Un frisson parcourut l’assistance.

— Le malheureux ! fit M. Rolande.

— Moi, je plains les parents.

— Ils ne méritaient pas cela.

— Peut-être y a-t-il un peu de leur faute, dit M. Danglar. On récolte généralement ce qu’on a semé.

— Non, non, protesta vivement Mme Larderet… Je connais la famille et je vous affirme qu’elle n’est pas responsable. Le père est aujourd’hui dans les bonnes idées ; Mme Laurel, de son vivant, remplissait ses devoirs religieux. Ils n’ont pu donner de faux principes à leur enfant… Mais, que voulez-vous ! il est de mauvaises natures qu’on ne saurait réduire.

— C’est un grand malheur, dit Mme Gallerand.

— Voilà la conséquence de ces funestes doctrines que répandent, de nos jours, les démagogues, déclara solennellement le diplomate, à qui la République venait de donner de l’avancement.

— Ces gens-là ont fait un grand mal à la France, affirma Mme Larderet.

— Enfin, conclut M. Danglar, ce pauvre garçon veut sans doute convertir à ses théories les nègres d’Amérique, qui ne demandent qu’à croire que tous les hommes sont frères. Laissons cet apôtre à ses illusions.

Il y eut des rires approbateurs. Maintenant, les connaissances étaient faites ; chacun avait déjà repris de l’aisance. Deux Anglais arpentaient le pont à grandes enjambées ; les Méridionaux, étendus sur les bancs, contemplaient l’océan gravement, tandis que les dames continuaient à jacasser, entourées de galants. Çà et là, dans les groupes, on se livrait à des paris sur le temps ou le nombre de milles parcourus par le paquebot. Français, Italiens, Espagnols fraternisaient. Tout faisait prévoir une traversée charmante.
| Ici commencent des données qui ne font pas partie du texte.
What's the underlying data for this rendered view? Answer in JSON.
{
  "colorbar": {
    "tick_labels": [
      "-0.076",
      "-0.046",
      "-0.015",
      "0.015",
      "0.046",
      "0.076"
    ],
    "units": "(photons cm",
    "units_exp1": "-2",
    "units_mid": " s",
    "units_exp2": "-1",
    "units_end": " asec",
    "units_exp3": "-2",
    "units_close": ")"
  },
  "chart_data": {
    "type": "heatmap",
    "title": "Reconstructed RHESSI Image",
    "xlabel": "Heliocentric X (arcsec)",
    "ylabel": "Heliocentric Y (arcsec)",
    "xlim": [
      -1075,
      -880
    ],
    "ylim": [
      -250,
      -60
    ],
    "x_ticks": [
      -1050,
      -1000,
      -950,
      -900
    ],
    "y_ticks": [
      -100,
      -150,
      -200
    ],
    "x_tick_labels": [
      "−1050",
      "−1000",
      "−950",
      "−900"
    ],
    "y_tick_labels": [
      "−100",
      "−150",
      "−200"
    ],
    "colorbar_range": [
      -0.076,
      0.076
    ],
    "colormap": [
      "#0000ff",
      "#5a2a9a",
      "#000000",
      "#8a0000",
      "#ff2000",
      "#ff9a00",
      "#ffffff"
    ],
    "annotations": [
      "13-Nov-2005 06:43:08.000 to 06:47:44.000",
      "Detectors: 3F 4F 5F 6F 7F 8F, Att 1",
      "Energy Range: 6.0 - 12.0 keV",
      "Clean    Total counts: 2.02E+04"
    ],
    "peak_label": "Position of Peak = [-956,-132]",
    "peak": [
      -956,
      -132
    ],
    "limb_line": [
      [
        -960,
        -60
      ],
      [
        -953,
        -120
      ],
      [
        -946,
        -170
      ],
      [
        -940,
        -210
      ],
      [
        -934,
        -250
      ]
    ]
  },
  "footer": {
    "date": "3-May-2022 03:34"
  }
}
Le jour baissait un peu. Le soleil lassé, noyant comme à regret dans les flots sa pâleur éblouissante, allumait à l’horizon un immense incendie. Un son de cloche annonça le dîner. Au même instant, Marzouk, le célèbre lutteur, le colosse énorme apparut sur le pont des premières. Il était si puissant, si formidable que sa présence souleva une émotion. Des dames s’écartèrent vivement, comme terrorisées. Lui regardait, ébahi, ne comprenant pas. Le commissaire du bord intervint et lui intima l’ordre de se retirer. Marzouk obéit sans répliquer, mais une lueur étrange passa dans ses yeux gris, et ses joues s’empourprèrent, comme s’il eût ressenti profondément l’humiliation.